Prime Minister Malcolm Turnbull has waved a wand and made politically troublesome 457 visas go away with a clever rebranding exercise, but IT employee advocacy groups say the new Temporary Skills Shortage (TSS) visas have their own problems.
Almost 100,000 foreign workers have used the 457 visa to gain employment in Australia with tech and telecom jobs highly represented in the program.
While the overall number of 457 visas issued over the last decade (excluding IT) has risen by just 2 per cent, there had been a 136 per cent rise in 457 visas issued for IT workers and with entry level tech jobs, such as systems administration and IT support, the growth rate for 457s is a whopping 480 per cent.
Mr Turnbull put on his Trump hat when announcing the changes saying: “We’re putting jobs first. We’re putting Australians first. Australia is the most successful multicultural nation in the world – we are an immigration nation. But the fact remains that Australian workers must have priority for Australian jobs
“We will no longer allow 457 visas to be passports to jobs that could and should go to Australians.”
The TSS visa program will be phased in over the next 12 months and consist of short-term (two year) and medium-term (four year) classes.
Applicants will need to pass tighter English language and work experience tests and must also be under the age of 45.
The new scheme sees 200 job categories reduced from the program but some say the category reduction exercise has not gone far enough.
IT Professionals Association (ITPA) President, Robert Hudson believes there are inconsistencies with the new TSS regime.
The association questions why some IT&T roles are still on the eligible list for TSS including ICT customer support officer, network administrator and systems administrator.
“I’d like to see justification for any of the IT roles being on there because we believe that the lack of local expertise is grossly overstated,” Mr Hudson said.
“People are claiming there is no-one locally available to do these jobs so we have to go overseas. We don’t believe that is the truth.”
Mr Hudson believes some market testing is done at a rate that ‘nobody in Australia would work for in those roles’ and wants more transparency brought to the process.
“Under the 457 visa scheme and under the news scheme the market testing that has to be done is carried out by the organisation wanting to bring somebody in,” he said.
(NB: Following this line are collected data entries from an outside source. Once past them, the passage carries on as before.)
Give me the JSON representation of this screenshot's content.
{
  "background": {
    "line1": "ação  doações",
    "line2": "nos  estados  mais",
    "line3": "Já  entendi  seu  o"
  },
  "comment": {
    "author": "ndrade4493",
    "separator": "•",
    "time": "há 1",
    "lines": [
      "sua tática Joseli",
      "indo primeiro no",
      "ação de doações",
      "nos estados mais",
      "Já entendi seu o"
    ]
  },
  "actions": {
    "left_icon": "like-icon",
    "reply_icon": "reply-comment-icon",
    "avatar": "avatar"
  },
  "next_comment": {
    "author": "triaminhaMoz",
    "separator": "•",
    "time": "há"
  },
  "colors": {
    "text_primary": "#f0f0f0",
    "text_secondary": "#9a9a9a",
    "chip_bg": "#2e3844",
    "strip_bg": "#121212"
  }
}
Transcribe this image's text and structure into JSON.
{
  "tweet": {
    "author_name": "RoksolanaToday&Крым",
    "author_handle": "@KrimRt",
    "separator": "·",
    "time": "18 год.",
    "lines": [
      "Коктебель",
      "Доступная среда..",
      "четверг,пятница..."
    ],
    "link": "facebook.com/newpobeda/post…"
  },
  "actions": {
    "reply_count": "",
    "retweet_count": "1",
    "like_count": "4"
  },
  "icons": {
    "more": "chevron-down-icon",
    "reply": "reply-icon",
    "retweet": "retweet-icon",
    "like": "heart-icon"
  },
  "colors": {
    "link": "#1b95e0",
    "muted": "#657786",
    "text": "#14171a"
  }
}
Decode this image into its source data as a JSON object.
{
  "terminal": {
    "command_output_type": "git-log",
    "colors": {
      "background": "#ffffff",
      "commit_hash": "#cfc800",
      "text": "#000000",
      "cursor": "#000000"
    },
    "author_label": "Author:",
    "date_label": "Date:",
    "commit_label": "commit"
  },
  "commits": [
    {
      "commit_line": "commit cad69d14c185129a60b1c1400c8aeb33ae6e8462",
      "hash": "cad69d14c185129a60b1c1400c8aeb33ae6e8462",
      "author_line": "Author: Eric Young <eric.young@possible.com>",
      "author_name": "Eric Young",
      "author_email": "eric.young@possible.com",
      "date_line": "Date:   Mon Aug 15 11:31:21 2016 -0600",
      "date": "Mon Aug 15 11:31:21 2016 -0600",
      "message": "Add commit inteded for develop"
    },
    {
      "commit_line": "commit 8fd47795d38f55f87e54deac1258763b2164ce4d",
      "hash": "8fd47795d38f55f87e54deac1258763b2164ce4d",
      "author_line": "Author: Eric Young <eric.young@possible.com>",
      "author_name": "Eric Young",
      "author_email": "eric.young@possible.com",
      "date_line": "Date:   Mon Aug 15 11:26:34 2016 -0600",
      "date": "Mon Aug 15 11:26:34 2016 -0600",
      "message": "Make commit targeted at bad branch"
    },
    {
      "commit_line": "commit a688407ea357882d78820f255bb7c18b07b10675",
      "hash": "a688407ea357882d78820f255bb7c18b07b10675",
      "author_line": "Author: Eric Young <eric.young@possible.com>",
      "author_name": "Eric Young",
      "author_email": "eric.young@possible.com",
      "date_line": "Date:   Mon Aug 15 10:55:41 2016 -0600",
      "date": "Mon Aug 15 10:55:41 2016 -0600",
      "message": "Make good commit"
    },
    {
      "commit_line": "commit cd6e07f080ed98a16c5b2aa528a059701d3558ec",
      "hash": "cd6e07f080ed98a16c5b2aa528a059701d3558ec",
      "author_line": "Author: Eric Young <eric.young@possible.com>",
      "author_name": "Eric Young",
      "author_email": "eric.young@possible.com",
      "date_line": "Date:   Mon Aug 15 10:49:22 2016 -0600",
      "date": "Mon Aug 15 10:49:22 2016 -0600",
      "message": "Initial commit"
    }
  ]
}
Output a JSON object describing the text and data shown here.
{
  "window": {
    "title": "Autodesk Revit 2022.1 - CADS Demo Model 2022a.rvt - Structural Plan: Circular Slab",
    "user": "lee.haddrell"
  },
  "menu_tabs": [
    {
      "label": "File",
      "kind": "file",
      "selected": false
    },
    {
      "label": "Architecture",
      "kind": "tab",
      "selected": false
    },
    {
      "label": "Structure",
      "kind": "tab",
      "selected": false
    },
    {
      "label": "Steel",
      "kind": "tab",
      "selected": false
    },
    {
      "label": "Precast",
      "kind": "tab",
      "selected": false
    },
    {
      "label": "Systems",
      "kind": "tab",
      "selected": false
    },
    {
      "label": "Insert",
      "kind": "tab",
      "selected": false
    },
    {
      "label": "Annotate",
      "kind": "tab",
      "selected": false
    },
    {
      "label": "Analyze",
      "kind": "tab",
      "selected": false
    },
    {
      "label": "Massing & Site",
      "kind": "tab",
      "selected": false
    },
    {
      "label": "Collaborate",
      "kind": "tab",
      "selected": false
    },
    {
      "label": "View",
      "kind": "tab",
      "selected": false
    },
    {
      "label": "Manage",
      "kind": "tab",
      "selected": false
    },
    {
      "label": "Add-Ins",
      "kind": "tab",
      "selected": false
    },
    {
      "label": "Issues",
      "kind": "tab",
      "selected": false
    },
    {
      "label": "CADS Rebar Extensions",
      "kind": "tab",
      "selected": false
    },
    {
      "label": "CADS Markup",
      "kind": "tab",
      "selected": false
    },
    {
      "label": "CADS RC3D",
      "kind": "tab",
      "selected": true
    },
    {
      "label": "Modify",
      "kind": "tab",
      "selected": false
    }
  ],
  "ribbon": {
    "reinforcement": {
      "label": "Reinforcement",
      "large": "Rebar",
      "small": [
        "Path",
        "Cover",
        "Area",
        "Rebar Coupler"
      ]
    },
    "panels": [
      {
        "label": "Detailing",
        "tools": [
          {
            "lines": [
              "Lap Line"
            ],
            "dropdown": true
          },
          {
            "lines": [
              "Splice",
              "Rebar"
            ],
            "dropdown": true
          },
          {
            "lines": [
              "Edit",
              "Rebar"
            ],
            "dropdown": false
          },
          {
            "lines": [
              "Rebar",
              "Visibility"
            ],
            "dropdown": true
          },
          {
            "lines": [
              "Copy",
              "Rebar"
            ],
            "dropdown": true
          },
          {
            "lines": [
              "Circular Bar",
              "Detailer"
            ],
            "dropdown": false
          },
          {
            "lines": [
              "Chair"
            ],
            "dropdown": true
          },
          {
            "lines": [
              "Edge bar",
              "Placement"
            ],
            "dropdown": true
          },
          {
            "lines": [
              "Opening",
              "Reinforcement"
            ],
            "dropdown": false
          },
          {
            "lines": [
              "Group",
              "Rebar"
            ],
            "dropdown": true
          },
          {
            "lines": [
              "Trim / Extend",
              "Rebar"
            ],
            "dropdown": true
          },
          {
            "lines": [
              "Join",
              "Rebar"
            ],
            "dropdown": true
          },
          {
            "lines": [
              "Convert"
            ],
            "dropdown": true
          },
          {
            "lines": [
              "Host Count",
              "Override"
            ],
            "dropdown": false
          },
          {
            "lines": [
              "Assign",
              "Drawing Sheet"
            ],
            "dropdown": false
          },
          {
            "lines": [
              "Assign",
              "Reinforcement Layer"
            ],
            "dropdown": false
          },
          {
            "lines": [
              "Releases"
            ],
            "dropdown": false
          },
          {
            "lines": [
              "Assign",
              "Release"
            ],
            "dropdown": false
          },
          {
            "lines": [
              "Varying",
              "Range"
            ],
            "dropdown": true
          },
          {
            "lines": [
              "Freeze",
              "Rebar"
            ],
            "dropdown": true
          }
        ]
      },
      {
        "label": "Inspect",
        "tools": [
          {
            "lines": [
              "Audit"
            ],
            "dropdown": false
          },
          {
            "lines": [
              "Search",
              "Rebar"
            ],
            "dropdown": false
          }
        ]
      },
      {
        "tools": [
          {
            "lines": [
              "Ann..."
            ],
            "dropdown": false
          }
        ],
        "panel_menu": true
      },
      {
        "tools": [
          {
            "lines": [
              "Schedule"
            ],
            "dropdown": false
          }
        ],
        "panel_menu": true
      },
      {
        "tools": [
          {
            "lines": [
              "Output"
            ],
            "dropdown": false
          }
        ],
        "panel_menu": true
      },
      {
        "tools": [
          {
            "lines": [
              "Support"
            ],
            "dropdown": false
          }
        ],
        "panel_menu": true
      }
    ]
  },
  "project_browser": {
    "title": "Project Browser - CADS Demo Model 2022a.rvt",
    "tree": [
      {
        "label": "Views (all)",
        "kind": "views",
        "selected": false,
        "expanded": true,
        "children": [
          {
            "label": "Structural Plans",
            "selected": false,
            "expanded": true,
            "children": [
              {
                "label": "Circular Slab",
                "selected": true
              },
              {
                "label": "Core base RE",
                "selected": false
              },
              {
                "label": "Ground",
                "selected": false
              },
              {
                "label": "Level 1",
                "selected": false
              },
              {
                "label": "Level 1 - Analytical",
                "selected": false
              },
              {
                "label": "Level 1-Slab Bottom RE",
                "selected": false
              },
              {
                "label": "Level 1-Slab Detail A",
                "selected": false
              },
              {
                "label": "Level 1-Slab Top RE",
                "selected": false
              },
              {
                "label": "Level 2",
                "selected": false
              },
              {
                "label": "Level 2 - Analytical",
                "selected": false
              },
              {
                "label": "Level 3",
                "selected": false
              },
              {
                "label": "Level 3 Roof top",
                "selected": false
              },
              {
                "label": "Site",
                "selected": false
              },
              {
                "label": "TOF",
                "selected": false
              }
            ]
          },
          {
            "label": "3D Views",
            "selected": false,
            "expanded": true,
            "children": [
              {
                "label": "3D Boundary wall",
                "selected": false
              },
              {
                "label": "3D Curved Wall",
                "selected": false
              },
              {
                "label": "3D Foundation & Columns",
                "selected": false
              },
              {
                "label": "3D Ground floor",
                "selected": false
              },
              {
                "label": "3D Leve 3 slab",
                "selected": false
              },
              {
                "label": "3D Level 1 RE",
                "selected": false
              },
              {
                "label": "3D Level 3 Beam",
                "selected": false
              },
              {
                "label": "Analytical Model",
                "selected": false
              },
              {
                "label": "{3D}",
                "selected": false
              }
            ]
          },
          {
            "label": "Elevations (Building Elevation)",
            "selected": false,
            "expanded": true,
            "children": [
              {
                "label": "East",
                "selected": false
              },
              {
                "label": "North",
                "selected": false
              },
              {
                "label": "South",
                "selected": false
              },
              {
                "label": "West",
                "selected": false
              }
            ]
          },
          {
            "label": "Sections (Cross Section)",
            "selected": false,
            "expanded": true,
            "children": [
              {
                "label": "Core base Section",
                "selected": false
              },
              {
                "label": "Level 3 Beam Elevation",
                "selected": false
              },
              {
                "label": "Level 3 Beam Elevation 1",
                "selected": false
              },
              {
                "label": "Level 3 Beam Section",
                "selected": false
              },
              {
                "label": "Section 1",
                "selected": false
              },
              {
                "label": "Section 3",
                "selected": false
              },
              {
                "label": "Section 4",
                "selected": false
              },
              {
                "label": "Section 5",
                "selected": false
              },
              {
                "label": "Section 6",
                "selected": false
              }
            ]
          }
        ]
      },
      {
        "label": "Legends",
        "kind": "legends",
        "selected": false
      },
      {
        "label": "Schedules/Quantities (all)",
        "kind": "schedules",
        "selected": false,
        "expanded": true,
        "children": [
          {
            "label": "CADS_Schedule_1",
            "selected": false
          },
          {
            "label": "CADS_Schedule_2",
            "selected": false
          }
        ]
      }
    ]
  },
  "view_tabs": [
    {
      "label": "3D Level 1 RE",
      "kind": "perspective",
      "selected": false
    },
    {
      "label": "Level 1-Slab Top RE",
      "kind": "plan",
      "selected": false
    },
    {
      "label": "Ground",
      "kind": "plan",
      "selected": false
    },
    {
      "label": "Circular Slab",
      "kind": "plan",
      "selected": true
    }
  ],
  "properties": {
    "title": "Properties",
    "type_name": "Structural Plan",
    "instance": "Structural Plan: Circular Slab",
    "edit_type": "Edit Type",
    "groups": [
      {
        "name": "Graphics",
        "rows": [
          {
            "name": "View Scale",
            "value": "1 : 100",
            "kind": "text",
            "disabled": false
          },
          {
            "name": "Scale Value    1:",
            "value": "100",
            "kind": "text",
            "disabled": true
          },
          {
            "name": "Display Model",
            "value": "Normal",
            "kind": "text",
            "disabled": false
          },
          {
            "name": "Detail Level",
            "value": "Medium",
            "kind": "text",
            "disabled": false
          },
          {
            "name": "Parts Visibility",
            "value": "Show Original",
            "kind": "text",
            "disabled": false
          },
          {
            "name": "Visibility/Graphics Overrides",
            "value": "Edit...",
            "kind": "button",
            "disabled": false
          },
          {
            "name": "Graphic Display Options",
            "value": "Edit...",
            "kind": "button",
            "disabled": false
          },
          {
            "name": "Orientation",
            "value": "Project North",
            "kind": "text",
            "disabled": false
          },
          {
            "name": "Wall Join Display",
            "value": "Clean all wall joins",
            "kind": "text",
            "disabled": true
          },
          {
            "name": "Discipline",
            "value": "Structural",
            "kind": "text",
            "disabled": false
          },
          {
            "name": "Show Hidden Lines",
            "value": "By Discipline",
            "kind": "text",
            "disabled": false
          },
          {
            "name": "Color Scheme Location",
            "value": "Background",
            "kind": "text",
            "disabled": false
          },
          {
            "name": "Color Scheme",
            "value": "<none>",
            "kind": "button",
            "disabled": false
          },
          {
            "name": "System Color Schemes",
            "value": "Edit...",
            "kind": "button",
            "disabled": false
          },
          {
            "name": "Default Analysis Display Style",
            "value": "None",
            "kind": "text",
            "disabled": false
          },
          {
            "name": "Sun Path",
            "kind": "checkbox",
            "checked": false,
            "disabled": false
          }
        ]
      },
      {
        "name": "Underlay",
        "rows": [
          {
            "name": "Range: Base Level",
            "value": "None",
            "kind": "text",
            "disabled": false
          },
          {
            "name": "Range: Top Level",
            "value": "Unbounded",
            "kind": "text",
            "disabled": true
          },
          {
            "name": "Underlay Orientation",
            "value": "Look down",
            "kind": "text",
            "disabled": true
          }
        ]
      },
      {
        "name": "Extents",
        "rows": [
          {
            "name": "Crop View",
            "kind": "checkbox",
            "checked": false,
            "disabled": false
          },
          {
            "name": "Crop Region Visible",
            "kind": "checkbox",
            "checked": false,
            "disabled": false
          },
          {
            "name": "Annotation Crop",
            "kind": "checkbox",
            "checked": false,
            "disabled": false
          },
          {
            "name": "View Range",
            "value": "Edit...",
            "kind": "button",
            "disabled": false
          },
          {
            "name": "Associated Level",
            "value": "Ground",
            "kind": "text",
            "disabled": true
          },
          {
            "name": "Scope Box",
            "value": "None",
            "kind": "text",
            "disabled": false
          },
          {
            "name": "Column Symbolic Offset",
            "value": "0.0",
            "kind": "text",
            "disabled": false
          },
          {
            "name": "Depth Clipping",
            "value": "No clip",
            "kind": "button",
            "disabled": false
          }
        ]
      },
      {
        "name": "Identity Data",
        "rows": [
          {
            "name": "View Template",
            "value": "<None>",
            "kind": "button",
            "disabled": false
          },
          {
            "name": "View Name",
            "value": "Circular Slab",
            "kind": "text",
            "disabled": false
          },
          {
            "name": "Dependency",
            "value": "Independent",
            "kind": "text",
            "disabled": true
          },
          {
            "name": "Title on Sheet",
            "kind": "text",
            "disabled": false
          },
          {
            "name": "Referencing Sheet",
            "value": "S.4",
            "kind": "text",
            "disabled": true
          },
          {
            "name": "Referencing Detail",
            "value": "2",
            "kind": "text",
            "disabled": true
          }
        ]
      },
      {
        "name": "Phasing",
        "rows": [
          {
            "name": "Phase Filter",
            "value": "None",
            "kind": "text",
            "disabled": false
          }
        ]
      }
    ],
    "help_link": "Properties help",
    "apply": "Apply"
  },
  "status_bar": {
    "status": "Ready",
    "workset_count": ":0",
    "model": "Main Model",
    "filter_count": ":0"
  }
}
“They are required to keep evidence of it but not necessarily required to provide that evidence. We’d like to see that the evidence of market testing actually meets market requirements.
“If someone is looking for a senior DPA and only offering $53,900 and then saying oh look nobody locally wanted it we will bring in someone from overseas.”
Mr Hudson wants employers who bring in foreign workers to publish the results of the market testing they did.
He believes some IT workers brought out on 457 visas at below market rates are being blackmailed to keep accepting the low rates under threat of being sent home.
The ITPA wants clear sanctions for companies that abuse either the 457 visa scheme or the new TSS system, with culprits being suspended from being able to using temporary work visas for a period of time.
The ITPA has been outspoken about potential rorting of the old 457 visa system in relation to IT and telecoms workers but is still in the process of gathering evidence.
“We are working through that and we have some leads as well as some freedom of information requests in with some government agencies,” says Mr Hudson.
On the other side of the debate, the government has drawn flack from startups and high-end tech research outfits that fear the new TSS scheme will restrict or deter offshore talent from coming here.
Data61 CEO Adrian Turner said last week that his outfit was looking very closely at the TSS scheme.
“Generally, Australia needs to make it easier and not harder for IT and cyber security talent to come and work in the country,” Mr Turner said.
Groups such as the ITPA and others should get a hearing according to Industry, Innovation and Science Minister Arthur Sinodinos, who told ABC radio last week that there will opportunity for feedback from the tech community on the TSS scheme.
The ACS is full of praise for the new TSS system with CEO Andrew Johnson saying that while some have suggested the TSS reforms don’t go far enough he prefers to think about it ‘being akin to a brand refresh.’
“Sometimes the quickest way to change culture and business practice is to update the objectives and recast the message. These are sensible changes with twelve months to fully implement,” says Mr Johnson.
He is happy with the way the government has approached skill categories.
“At the moment I think it’s a good balance and they have committed to an annual review. What we really like is the separation between the two year and the four year (work) term. That distinction is very helpful.”